For a while this spring, it looked like Thursday’s NBA preseason game at the MGM Grand Garden was going to have the Los Angeles Lakers playing the Seattle SuperSonics instead of the Sacramento Kings.
Billionaire Chris Hansen had cut a deal with the Maloof family to buy the Kings and relocate them to Seattle. But the NBA’s Board of Governors did not sign off on the move and the Maloofs ultimately sold the team on May 31 to a consortium led by Vivek Ranadive and was recently bolstered by the addition of Hall of Famer Shaquille O’Neal as an investor.
With new ownership, the promise of a new arena in downtown Sacramento, new leadership in the basketball operation with general manager Pete D’Alessandro and coach Mike Malone, perhaps the days of the Sad Sac Kings are over.
Welcome to “Shaqramento.”
“It’s a fresh start for everyone,” said center DeMarcus Cousins, who had 16 points and 12 rebounds Thursday as the Kings defeated the Los Angeles Lakers, 104-86, in an NBA preseason game in front of 10,188 at the MGM Grand Garden. “The new owners care about winning. We’re all on the same page now.”
The 23-year-old Cousins, who has averaged 17.1 points and 9.9 rebounds in his first three NBA seasons but has alienated people with his immature behavior at times, showed his faith in the franchise’s future by agreeing to a four-year, $62 million contract extension just prior to the start of training camp.
Jimmer Fredette who has been with the team for two years, said it’s nice not to have to answer questions about living in Seattle.
“It’s great to see the franchise moving forward,” Fredette said. “We needed a boost of energy, and we have it.”
Malone helped bring the Golden State Warriors back to life as an assistant to Mark Jackson. While the Warrior blueprint doesn’t necessarily apply to every downtrodden organization, Malone said, there has to be some accountability throughout, and that’s what he’s stressing to his players.
“When you are trying to change a culture, it’s about buying in,” Malone said. “We want to be a work team. We want to be a better defensive team. It starts there.”
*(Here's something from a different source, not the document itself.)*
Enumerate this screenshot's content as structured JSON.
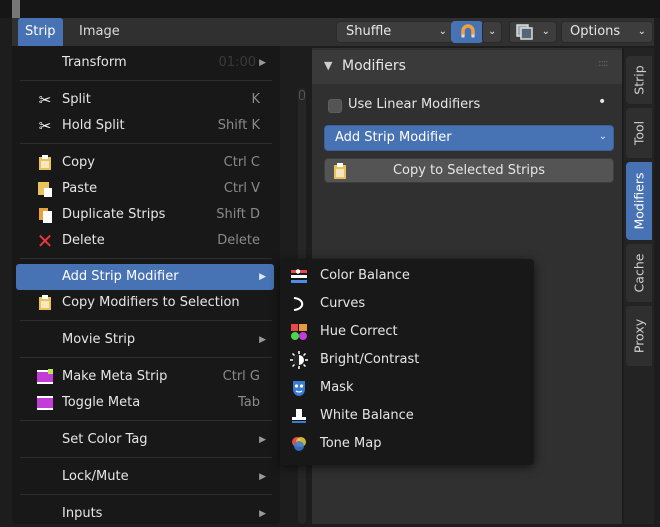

Chris Granger, who spent 10 years working for David Stern at NBA headquarters and was hired to be the Kings’ president and chief operating officer, said he had the luxury of seeing the systemic failures of the franchise and had an idea what was needed to bring stability and breathe some fresh air into an organization which had gone stale.
“In my time, I’ve never seen an ownership group so focused,” Granger said. “There’s no question there’s a new swagger, a new energy. It’s a new franchise.”
Gary Gerould has been the radio voice of the Kings since they moved from Kansas City to Sacramento in 1985. There’s little he hasn’t seen with the franchise. He shares the newfound optimism surrounding the team.
“Everything is new, from top to bottom, and that’s something I’ve never experienced,” he said. “The thing that impresses me is that there aren’t any weak links. The foundation is solid.”
Gerould wasn’t sure he or the Kings would be in Las Vegas on Thursday.
“Honestly, I thought they were gone going back to 2011 with Anaheim,” he said. “Last spring, it looked like they were going to be leaving, but there was that glimmer of hope that maybe something would happen. And when Vivek put that ownership group together, and the mayor (Kevin Johnson) came up with a plan for a new arena, I started to believe they were staying.
“What has happened has been a re-birth of a franchise. It’s going to take time but the fans are just saying, ‘Show me continued progress,’ and if you tell me this team can win 35 games and be competitive most nights, I’d say that would be a successful season.”